Things were supposed to have changed. The words have been repeated over and over for so many years. Long ago, as a child in a residential treatment center I told the nurse on several occassions that I was not feeling well. My diagnosis – malingering. It was later determined that I had mono or hepatitis (I simply can’t remember which one) and spent two weeks in bed. That I spent part of the time isolated in the “seclusion room”, which was also used for punishment, made it quite the experience.

The medical care received by consumers reflects a sad paradox. On the one hand we are told that stigma arises from ignorance. On the other, we find that the too many medical professionals who should be the most knowledgeable about mental illness frequently dismiss or ignore us. But we have been educated. Too often we delay seeking medical attention until our symptoms are clearly apparent and then it can be too late.

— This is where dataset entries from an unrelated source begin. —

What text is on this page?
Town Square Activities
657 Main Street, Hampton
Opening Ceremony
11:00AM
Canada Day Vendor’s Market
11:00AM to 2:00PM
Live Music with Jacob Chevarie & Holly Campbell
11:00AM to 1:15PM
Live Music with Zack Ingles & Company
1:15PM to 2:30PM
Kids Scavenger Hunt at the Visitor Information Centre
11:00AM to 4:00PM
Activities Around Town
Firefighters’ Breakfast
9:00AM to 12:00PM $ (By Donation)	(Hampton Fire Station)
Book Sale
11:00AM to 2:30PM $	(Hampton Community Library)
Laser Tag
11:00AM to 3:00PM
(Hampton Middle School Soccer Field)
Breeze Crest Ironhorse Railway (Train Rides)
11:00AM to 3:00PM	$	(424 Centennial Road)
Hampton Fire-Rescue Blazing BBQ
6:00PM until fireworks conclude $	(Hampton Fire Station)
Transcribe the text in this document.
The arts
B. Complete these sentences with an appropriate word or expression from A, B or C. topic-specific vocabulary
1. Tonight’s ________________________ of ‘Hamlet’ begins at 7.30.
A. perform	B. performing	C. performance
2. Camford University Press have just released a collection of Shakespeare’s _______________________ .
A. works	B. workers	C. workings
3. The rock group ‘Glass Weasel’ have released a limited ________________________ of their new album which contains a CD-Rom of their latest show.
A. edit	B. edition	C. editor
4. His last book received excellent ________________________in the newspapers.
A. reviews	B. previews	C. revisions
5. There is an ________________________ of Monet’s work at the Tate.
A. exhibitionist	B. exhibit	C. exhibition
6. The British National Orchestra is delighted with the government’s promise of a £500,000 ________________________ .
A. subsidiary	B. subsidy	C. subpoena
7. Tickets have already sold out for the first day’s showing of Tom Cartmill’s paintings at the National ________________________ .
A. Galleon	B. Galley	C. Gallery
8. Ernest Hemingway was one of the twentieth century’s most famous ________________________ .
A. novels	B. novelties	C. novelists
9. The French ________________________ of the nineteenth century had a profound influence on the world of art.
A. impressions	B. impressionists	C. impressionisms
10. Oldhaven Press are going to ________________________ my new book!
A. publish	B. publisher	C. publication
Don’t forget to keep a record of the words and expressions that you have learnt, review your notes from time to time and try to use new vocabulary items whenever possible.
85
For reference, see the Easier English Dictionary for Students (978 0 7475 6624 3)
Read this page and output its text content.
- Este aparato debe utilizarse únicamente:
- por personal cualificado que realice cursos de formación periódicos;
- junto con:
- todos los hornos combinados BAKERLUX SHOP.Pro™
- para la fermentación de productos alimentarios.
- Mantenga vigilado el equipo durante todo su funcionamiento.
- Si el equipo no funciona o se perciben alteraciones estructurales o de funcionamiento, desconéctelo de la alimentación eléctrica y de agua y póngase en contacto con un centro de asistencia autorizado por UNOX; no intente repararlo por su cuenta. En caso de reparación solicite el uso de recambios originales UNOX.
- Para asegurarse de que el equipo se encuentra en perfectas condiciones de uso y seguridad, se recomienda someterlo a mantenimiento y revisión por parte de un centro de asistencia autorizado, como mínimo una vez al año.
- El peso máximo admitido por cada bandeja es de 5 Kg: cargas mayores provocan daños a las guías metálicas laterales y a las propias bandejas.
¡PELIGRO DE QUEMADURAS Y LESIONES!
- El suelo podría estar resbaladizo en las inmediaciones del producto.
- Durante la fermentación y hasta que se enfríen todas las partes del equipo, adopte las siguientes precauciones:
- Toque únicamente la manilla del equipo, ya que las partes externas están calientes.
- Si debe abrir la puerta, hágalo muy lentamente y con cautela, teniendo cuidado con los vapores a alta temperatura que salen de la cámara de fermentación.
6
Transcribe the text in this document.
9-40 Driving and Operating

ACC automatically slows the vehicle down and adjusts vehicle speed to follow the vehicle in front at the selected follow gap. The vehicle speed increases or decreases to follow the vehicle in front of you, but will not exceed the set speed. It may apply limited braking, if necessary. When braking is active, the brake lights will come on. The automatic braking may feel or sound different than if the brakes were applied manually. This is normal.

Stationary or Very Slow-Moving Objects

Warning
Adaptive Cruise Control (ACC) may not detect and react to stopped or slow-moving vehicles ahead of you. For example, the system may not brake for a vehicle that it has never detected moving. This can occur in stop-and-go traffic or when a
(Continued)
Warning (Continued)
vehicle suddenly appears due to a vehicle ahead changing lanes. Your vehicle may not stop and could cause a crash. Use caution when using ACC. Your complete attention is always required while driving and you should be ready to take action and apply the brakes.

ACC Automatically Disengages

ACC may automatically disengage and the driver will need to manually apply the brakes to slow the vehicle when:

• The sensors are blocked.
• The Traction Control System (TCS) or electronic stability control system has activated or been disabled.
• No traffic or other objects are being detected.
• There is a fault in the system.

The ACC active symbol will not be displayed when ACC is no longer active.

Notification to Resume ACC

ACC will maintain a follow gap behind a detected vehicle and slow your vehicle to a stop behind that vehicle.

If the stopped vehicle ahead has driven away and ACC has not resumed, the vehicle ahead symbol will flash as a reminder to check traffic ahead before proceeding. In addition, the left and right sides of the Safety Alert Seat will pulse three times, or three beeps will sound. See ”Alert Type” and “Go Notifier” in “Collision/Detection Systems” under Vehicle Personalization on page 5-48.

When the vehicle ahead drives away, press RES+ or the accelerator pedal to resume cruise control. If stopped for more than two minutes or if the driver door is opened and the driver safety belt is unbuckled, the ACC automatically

For me, everything is working like clockwork – heart disease, now diabetes. The “Recovery and Wellness” so long talked about has yet to reach the vast majority of consumers. I’d write more but statistically I don’t have a whole lot of time left.

1. Clifford J. Levy, “For Mentally Ill, Death and Misery,”
New York Times 28 April 2002. Available for free at nytimes.com

2. Bruce P. Dembling, Ph.D. et al., “Life Expectancy and Causes of Death in a Population Treated for Serious Mental Illness,” Psychiatric Services August 1999. http://www.ps.psychiatryonline.org/cgi/content/full/50/8/1036

3. Danson R. Jones, Ph.D. et al., “Prevalence, Severity, and Co-occurrence of Chronic Physical Health Problems of Persons With Serious Mental Illness,” Psychiatric Services November 2004.